The weekend agreement reached in Europe, which offered temporary relief to global investors and those worried about a potential collapse of the euro, remains a far cry from a fiscal union that will prevent the European crisis from happening again.

That means the turbulence in the European financial markets and its effects on the real economy will continue next year, which will affect the demand for Chinese exports.

Data from last week points to a weakening, if not faltering, economy in China. Industrial output dropped to its slowest pace in two years in November, while in the same month exports increased 13.8 percent year-on-year, the lowest growth in nine months.

It is therefore understandable that the central leadership emphasized the need for "foresight" on Friday, so the conference will likely prioritize a pro-growth stance and a more flexible proactive fiscal policy and prudent monetary policy.

Certainly it is unavoidable that the world's second largest economy will become bolder in carrying out stimulus policies to keep its growth on track if the external situation continues to worsen next year.

While European countries will struggle to hammer out a final agreement by March, the US economic recovery, despite perking up slightly recently, is still very fragile.

Emerging-market economies are also going flat, India and Brazil also performed disappointingly in the third quarter, reducing the possibility of China shifting its exports from crisis-laden Europe to emerging economies.

However, there is no need to rush to loosen policies as growth remains in the comfort zone, it reached 9.1 percent year-on-year in the third quarter of this year.
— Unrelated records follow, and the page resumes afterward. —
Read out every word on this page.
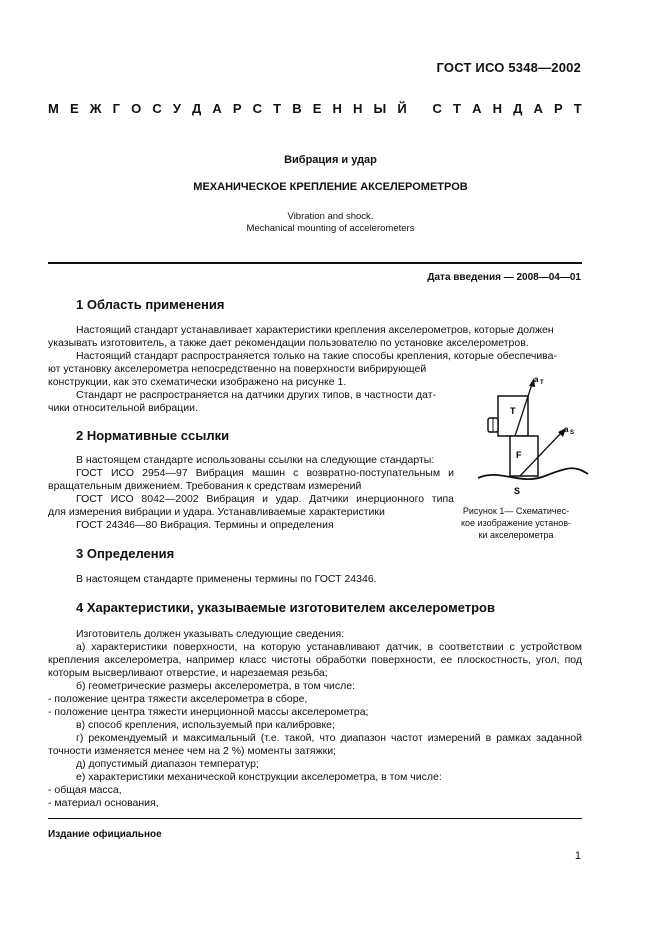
ГОСТ ИСО 5348—2002
М Е Ж Г О С У Д А Р С Т В Е Н Н Ы Й
С Т А Н Д А Р Т
Вибрация и удар
МЕХАНИЧЕСКОЕ КРЕПЛЕНИЕ АКСЕЛЕРОМЕТРОВ
Vibration and shock.
Mechanical mounting of accelerometers
Дата введения — 2008—04—01
1 Область применения
Настоящий стандарт устанавливает характеристики крепления акселерометров, которые должен
указывать изготовитель, а также дает рекомендации пользователю по установке акселерометров.
Настоящий стандарт распространяется только на такие способы крепления, которые обеспечива-
ют установку акселерометра непосредственно на поверхности вибрирующей
конструкции, как это схематически изображено на рисунке 1.
Стандарт не распространяется на датчики других типов, в частности дат-
чики относительной вибрации.
2 Нормативные ссылки
В настоящем стандарте использованы ссылки на следующие стандарты:
ГОСТ ИСО 2954—97 Вибрация машин с возвратно-поступательным и
вращательным движением. Требования к средствам измерений
ГОСТ ИСО 8042—2002 Вибрация и удар. Датчики инерционного типа
для измерения вибрации и удара. Устанавливаемые характеристики
ГОСТ 24346—80 Вибрация. Термины и определения
T
F
S
a T
a S
Рисунок 1— Схематичес-
кое изображение установ-
ки акселерометра
3 Определения
В настоящем стандарте применены термины по ГОСТ 24346.
4 Характеристики, указываемые изготовителем акселерометров
Изготовитель должен указывать следующие сведения:
а) характеристики поверхности, на которую устанавливают датчик, в соответствии с устройством
крепления акселерометра, например класс чистоты обработки поверхности, ее плоскостность, угол, под
которым высверливают отверстие, и нарезаемая резьба;
б) геометрические размеры акселерометра, в том числе:
- положение центра тяжести акселерометра в сборе,
- положение центра тяжести инерционной массы акселерометра;
в) способ крепления, используемый при калибровке;
г) рекомендуемый и максимальный (т.е. такой, что диапазон частот измерений в рамках заданной
точности изменяется менее чем на 2 %) моменты затяжки;
д) допустимый диапазон температур;
е) характеристики механической конструкции акселерометра, в том числе:
- общая масса,
- материал основания,
Издание официальное
1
So a "targeted" loosening is advisable, especially as loose monetary conditions could easily trigger inflation again.

But the economic situation often changes unexpectedly fast, as shown by the sudden slump in growth at the beginning of the global financial crisis, from more than 10 percent in the second quarter of 2008 to 6.5 percent in the first quarter of 2009.

That crisis was a severe test for policymakers, as many enterprises were sandwiched between monetary tightening and the slow reaction of the authorities and went bankrupt.

This time, it is a must that policymakers monitor the internal and external situations more closely and take prompt action if anything unexpected happens next year.